Piñero Federico, Bandi Juan, Tisi Baña Matías, Casciato Paola, Villamil Alejandra, Galdame Omar, de Santibañés Eduardo, Gadano Adrián
Acta Gastroenterol Latinoam. 2014;44(4):316-22.
Assessment of renal function 12 months after liver transplantation (LT) predicts chronic renal failure on long-term follow up.
To evaluate pre- and post- LT factors associated with development of renal dysfunction (RD) in cirrhotic patients.
Between June 2005 and June 2010, 104 cirrhotic patients were selected from 268 consecutively transplanted adult patients. RD was defined as a calculated glomerular filtration rate (cGFR) < 50 ml/min/1.73m2 by modification of diet in renal disease (MDRD), 12 months after LT.
Baseline pre-LT creatinine was 1.0 ± 0.7 mg/dL and cGFR was 64 ± 32.8 mL/min. At 12 month follow up, creatinine was 1.3 ± 0.6 mg/dL and cGFR was 47 ± 18 mL/min.
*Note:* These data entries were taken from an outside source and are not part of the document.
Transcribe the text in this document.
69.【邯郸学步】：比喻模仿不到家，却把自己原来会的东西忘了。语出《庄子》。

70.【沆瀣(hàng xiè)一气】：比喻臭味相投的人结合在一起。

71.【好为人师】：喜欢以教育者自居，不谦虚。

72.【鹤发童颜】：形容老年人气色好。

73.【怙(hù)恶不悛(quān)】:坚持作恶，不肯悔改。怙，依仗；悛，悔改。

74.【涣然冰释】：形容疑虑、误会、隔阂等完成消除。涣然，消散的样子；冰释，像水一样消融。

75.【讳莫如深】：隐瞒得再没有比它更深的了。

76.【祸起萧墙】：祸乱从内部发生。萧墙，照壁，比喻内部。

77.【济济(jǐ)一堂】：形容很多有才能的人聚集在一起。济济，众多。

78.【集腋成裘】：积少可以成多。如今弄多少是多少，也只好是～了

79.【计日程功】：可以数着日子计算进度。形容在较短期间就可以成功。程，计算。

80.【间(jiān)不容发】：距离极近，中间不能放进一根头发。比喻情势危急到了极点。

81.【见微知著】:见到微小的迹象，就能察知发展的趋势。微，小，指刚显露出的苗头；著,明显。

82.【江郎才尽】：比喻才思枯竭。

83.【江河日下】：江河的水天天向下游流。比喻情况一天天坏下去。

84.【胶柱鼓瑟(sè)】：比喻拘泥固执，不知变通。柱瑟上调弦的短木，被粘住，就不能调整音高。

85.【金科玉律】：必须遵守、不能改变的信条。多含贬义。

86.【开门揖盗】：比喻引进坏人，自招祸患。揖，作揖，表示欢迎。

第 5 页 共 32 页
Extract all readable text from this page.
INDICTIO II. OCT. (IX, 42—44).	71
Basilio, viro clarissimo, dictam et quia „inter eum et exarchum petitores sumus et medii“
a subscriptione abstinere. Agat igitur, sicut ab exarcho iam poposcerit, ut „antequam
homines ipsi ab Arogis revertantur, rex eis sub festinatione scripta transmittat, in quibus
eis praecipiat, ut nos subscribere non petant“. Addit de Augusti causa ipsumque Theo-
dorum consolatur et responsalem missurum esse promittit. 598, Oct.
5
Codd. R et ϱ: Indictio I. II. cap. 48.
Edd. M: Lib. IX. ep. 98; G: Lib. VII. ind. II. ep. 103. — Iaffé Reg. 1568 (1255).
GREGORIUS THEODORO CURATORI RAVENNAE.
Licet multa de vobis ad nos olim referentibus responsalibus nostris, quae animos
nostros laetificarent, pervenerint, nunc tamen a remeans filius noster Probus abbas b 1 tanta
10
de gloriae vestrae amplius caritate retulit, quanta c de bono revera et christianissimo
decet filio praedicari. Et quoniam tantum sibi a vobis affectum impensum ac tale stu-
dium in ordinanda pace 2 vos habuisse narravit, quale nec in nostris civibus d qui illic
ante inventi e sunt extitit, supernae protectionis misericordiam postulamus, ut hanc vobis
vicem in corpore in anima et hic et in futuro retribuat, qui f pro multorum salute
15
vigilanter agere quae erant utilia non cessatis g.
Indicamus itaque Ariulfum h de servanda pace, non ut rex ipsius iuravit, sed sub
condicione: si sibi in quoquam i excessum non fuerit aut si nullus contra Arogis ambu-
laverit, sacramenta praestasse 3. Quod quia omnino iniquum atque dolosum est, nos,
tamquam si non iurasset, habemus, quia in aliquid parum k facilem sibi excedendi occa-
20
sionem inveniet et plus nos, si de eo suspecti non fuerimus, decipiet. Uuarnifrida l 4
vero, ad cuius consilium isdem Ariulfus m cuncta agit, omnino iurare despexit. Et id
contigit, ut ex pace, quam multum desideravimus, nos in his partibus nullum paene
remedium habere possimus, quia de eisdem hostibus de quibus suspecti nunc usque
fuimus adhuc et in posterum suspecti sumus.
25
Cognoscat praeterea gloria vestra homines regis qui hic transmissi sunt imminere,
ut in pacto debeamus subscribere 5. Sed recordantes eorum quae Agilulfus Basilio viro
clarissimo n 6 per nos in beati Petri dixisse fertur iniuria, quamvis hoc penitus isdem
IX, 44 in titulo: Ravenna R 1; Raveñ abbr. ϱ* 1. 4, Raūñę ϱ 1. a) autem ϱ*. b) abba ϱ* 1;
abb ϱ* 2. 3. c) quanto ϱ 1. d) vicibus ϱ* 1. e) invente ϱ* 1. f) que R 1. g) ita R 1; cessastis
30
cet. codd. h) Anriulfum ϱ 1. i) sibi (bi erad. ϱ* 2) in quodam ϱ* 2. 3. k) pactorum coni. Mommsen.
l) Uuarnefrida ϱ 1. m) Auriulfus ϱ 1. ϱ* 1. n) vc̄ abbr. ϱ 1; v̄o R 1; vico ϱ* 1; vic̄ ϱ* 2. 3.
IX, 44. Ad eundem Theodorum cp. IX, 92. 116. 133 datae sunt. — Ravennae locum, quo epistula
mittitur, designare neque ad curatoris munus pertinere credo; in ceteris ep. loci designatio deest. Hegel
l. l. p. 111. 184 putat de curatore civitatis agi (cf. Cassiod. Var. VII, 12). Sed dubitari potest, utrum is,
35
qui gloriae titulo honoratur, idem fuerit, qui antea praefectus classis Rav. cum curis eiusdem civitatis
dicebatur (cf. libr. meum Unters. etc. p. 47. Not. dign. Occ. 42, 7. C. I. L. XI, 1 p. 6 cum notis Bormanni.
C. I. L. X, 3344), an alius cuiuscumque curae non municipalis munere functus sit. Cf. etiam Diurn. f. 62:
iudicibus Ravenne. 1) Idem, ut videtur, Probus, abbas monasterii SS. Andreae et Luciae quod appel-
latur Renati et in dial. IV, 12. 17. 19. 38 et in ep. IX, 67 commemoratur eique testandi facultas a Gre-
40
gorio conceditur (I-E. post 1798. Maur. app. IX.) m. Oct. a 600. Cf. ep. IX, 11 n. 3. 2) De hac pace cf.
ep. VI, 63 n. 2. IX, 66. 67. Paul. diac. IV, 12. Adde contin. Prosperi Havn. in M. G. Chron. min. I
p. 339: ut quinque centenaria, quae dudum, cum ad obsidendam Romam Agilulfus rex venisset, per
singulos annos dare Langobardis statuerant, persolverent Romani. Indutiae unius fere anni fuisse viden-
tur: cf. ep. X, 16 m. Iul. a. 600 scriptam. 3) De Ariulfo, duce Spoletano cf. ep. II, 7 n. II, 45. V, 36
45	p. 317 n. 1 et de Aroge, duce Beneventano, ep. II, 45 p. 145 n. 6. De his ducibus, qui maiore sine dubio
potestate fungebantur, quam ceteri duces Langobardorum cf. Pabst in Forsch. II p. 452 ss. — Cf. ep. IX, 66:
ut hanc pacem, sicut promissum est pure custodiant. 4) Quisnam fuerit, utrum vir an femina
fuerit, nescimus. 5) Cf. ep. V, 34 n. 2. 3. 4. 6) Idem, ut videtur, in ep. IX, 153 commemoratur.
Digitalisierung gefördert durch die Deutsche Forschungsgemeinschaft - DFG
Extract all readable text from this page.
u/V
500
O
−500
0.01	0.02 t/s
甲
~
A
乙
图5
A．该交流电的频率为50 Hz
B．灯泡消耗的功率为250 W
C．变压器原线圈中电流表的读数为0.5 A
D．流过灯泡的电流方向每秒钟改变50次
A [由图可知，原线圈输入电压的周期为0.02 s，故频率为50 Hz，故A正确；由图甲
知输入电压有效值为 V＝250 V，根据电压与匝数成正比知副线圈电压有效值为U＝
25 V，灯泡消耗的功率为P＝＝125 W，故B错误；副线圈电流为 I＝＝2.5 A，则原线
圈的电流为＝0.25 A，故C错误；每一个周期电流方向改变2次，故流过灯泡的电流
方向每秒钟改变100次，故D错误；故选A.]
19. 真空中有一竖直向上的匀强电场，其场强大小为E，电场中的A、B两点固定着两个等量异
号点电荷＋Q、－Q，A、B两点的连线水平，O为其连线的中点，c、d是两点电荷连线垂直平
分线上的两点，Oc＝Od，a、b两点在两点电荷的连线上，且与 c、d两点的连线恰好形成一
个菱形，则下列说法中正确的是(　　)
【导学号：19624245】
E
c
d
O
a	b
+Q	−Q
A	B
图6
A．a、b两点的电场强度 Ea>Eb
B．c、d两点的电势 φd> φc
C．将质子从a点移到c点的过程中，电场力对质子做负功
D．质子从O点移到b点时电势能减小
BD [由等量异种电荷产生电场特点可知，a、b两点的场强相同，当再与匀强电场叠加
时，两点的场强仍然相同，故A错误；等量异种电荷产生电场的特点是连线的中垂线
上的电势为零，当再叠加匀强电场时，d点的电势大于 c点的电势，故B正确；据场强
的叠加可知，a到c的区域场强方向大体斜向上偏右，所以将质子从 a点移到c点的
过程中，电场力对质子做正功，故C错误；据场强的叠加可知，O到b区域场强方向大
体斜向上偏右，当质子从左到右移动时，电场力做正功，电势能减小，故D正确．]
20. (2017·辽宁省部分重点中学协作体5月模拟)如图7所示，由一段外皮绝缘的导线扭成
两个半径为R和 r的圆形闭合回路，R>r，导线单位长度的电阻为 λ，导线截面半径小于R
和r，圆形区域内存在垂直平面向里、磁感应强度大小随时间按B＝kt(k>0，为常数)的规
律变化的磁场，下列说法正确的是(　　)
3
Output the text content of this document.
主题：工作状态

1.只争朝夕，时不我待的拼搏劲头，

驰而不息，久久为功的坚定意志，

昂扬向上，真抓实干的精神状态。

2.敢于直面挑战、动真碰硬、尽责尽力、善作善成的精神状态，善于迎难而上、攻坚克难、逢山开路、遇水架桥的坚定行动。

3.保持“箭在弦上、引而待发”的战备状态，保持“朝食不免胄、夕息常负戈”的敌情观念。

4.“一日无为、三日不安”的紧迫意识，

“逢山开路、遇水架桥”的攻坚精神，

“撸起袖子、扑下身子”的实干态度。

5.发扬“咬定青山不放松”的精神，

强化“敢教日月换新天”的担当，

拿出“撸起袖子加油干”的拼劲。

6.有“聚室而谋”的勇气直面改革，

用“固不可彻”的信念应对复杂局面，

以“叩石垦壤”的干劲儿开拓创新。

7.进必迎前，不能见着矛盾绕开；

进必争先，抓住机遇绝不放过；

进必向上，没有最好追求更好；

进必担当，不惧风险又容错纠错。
The prevalence of RD was 55%. Variables related to RD on univariate analysis were age (P = 0.007), pre-L T GFR (P = 0.012) and 7th day post-L T GFR (P = 0.003). Risk factors associated with RD on multivariate stepwise regression analysis were patient age [Odds ratio (OR) 1.04 (95% confidence interval (CI) 0.99- 1.09, P = 0.06)] and 7 day post-LT GFR [OR 0.97 (95% CI 0.96-0.99, P = 0.013)]. ROC curve analysis for 7th day post-LT GFR was 0.71 (95% CI 0.61-0.81).
The 7th day post-LT GFR in cirrhotic patients may be a useful clinical tool to identify which patients might benefit from earlier nephroprotective immunosuppression.